I think I see the connection now.
Let $D\in\operatorname{Div}(X)$ be any divisor such that $DF=1$. We'll show that $D\sim S+nF$ for some section $S$ and integer $n\in\mathbb Z$. For each $n\in\mathbb Z$, let $D_n=D+nF$, and let $K$ be a canonical divisor on $X$. Since $F$ is a fiber, $F^2=0$ and the adjunction formula then shows that $KF=-2$. Given this, we have the equalities
\begin{align*}
D_n^2=D^2+2n && D_nF = 1 && D_nK=DK-2n
\end{align*}
Using Riemann-Roch, we now see that
$$h^0(D_n)+h^0(K-D_n)\ge\frac12D_n(D_n-K)+\chi(\mathscr O_X)=\chi(\mathscr O_X(D))+2n.$$
Furthermore, we have $(K-D_n)F=-3<0$, so $h^0(K-D_n)=0$. Hence, for $n$ large enough, we have $h^0(D_n)>0$ and so there's some effective divisor $E\sim D_n$. Now, because $E$ is effective and because $EF=1$, it must be of the form $E=S+mF$ where $S$ is a section and $m\ge0$. Hence $D\sim S+(m-n)F$ as desired.
The above shows that there's some divisor of the form $D=S+nF$ for which $\mathscr O_X(D)\simeq\mathscr O_X(1)$. Hence,
$$\mathscr O_X(1)\cdot\pi^*\bigwedge^2E=\deg(\pi^*E\vert_S)+n\pi^*\left(\bigwedge^2E\cdot c\right)=\deg(\pi^*E\vert_S)=\deg(E),$$
where $c\in C$ is just some point. The second to last equality comes from the fact that, as a cohomology class, $\bigwedge^2E\cdot c$ lives in $\operatorname H^4(C,\mathbb Z)=0$, and the last equality comes from the fact that $\pi\vert_S:S\to C$ is an isomorphism sending $\pi^*E$ to $E$.
Edit: The above argument is essentially correct, but contains a slight error.
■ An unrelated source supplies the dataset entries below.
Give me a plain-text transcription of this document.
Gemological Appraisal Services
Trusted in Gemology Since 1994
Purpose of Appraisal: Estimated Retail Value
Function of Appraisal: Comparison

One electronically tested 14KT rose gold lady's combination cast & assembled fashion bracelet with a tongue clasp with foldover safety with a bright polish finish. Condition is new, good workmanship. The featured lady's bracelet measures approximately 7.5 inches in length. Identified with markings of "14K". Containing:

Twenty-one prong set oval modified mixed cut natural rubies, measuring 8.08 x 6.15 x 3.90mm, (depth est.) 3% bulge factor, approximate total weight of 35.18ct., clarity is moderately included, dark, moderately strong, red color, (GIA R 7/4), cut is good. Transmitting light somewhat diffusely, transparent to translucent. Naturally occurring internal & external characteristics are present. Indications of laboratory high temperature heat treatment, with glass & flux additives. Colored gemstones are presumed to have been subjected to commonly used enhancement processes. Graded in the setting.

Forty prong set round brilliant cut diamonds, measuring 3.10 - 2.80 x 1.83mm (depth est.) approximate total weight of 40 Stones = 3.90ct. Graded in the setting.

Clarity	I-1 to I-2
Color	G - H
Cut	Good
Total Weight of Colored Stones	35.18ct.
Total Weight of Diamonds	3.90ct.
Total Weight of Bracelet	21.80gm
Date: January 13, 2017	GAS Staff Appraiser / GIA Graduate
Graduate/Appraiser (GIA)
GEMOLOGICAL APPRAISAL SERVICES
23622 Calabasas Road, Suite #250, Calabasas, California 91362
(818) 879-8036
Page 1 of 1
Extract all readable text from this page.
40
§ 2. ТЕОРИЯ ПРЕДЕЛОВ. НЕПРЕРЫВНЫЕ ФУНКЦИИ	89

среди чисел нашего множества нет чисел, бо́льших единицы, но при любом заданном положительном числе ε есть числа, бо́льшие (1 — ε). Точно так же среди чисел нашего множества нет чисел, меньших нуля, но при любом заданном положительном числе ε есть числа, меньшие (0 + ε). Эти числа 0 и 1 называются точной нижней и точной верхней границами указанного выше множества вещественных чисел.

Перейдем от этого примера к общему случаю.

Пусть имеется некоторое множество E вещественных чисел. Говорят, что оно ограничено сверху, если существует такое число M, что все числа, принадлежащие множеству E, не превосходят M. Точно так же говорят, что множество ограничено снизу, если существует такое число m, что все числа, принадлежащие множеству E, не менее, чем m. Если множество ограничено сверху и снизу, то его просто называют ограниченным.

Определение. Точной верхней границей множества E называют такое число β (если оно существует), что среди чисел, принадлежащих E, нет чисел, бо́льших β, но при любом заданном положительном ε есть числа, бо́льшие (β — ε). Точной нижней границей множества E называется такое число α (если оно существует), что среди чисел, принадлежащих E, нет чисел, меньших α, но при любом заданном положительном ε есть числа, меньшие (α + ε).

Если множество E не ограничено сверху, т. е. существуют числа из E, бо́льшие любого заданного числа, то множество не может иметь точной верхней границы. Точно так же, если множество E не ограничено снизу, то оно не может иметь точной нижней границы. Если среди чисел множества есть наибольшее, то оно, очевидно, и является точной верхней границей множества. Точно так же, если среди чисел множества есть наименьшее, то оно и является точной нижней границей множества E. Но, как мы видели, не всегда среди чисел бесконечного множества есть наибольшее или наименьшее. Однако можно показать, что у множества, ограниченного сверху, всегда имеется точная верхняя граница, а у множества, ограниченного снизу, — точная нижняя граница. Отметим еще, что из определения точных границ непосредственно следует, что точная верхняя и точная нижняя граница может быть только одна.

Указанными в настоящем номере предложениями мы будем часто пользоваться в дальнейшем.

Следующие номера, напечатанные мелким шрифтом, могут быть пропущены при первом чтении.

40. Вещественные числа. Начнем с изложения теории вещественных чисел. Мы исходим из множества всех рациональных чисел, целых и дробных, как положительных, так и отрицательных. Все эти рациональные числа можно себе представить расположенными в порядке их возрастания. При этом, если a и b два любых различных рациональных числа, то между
I am treating all fibers as equivalent divisors, but this is not quite the case. All fibers (or rather, their first Chern classes) are equivalent in $H^2(X;\mathbb Z)$ (which is all that matters of computing intersection numbers), but they are not necessarily equivalent in $\mathrm{Pic}(X)$. The only change this has on the argument is that you fix a particular fiber $F$, consider these same $D_n$'s, and then when you get an effective $E\sim D_n$ (for $n\gg0$), you cannot conclude that $E$ is of the form $S+nF$; instead, you know it is of the form $S+\pi^*P$ where $P\in\mathrm{Div}(C)$ is some divisor on $C$. This is still good enough for the short argument in the last paragraph.